Le Canadien avait originalement sélectionné Sévigny au 7e tour du repêchage de 1977, 124e au total.

« Je me souviens que lorsque le Canadien m’a repêché, c’est un journaliste de Sherbrooke qui m’a téléphoné pour me le dire. À ce moment-là, le Canadien avait plusieurs bons gardiens dans ses rangs, dont Ken Dryden et Michel Larocque. Faire le grand saut pour moi était pratiquement mission impossible. En réalité, même d’âge junior, mon but à ce moment-là était de jouer une année professionnelle pour pouvoir vivre cette expérience. Finalement, la roue a tourné différemment. »

En 1981, Sévigny, Denis Héron et Michel Larocque remportent tous ensemble le trophée Vézina pour la meilleure moyenne d’équipe. Les 3 gardiens avaient gardé les buts au moins 25 fois.

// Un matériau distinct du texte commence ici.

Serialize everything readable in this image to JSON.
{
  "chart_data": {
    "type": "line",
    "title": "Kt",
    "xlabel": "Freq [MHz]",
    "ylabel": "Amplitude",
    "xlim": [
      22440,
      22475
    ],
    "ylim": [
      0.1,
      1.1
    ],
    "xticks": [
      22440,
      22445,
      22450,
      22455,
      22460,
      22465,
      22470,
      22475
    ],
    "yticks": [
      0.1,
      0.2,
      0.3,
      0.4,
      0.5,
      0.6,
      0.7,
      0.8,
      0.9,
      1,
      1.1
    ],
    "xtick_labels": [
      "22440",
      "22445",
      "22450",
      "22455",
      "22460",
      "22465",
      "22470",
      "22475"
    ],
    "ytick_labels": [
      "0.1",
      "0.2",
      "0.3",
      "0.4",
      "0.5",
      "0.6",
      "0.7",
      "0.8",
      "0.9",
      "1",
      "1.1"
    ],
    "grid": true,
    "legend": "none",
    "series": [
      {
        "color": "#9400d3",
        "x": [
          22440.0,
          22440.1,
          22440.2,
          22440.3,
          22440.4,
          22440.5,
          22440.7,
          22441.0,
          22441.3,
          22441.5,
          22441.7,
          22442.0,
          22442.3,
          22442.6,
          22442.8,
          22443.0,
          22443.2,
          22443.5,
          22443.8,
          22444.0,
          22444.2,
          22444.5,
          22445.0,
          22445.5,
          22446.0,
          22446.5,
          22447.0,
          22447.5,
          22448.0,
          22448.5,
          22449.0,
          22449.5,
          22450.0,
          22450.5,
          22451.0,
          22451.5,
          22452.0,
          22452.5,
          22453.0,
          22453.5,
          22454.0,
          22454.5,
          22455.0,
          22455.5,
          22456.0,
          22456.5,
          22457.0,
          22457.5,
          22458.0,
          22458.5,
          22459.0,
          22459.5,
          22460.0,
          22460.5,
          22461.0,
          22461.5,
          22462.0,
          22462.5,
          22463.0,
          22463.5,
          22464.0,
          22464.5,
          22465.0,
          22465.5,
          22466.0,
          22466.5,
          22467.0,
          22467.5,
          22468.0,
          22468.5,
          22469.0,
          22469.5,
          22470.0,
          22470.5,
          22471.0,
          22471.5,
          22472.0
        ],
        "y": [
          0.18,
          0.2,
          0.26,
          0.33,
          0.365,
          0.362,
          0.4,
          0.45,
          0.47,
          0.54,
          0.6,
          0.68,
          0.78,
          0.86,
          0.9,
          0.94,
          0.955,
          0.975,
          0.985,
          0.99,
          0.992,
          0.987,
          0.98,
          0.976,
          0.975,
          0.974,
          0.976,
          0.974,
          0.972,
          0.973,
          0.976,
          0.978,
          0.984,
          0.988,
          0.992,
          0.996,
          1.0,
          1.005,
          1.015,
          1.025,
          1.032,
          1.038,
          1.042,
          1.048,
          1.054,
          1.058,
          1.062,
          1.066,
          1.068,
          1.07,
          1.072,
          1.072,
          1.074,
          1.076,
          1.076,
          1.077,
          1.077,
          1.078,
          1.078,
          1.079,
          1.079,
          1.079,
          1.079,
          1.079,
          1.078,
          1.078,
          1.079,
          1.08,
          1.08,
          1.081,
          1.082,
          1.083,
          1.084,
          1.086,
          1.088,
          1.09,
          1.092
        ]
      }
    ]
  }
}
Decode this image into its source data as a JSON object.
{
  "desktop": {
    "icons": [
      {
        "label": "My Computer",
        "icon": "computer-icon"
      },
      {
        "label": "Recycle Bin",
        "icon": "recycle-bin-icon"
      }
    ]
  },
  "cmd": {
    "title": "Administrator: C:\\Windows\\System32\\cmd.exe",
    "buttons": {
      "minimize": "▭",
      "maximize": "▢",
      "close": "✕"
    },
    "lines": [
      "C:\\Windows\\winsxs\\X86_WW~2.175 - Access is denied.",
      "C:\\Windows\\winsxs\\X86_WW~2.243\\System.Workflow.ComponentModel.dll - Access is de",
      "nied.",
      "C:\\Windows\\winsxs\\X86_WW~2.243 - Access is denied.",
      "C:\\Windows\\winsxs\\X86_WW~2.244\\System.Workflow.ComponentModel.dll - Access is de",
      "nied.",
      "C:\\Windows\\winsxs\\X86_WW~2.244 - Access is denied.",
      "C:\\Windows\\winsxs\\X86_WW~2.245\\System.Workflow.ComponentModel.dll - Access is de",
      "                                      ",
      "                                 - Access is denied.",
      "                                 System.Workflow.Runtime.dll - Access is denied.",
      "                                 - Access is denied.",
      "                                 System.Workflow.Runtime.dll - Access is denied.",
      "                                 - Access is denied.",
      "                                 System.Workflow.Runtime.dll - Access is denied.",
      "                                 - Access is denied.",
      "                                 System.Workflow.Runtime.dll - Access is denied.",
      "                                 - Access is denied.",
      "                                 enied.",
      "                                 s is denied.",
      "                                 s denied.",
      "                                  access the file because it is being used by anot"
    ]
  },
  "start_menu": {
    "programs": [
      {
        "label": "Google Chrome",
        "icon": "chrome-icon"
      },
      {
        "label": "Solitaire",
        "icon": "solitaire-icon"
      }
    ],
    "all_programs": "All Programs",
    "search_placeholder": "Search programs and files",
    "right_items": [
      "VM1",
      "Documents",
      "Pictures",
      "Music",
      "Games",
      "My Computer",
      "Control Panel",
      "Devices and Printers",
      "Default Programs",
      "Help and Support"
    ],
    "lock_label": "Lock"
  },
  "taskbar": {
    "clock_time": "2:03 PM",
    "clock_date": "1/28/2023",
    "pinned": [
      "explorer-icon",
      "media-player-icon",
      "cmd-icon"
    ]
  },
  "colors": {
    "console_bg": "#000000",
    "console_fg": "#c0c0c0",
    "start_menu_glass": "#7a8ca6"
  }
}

« Michel n’était pas heureux de la situation. Il me demandait même pourquoi ce n’était pas lui qui débutait certains matchs. Je lui répondais en lui disant que c’était l’entraîneur qui décidait. Plus tard Larocque avait été échangé et vers la fin de la saison je me suis organisé pour que Denis Héron joue les dernières minutes du dernier match à ma place pour qu’il puisse, lui aussi, avoir un 25e match en poche et du même coup obtenir, lui aussi, le Vézina. L’année suivante, la ligue a changé le système des trophées pour les gardiens. »

Durant les séries de 1981, un article écrit par le journaliste Bernard Brisset fait la manchette. Sévigny avait, apparemment, dit que Guy Lafleur allait mettre Wayne Gretzky dans sa petite poche. Cette déclaration aurait fouetté les Oilers qui ont finalement eu le meilleur du Canadien. Cette déclaration devait passer à l’histoire.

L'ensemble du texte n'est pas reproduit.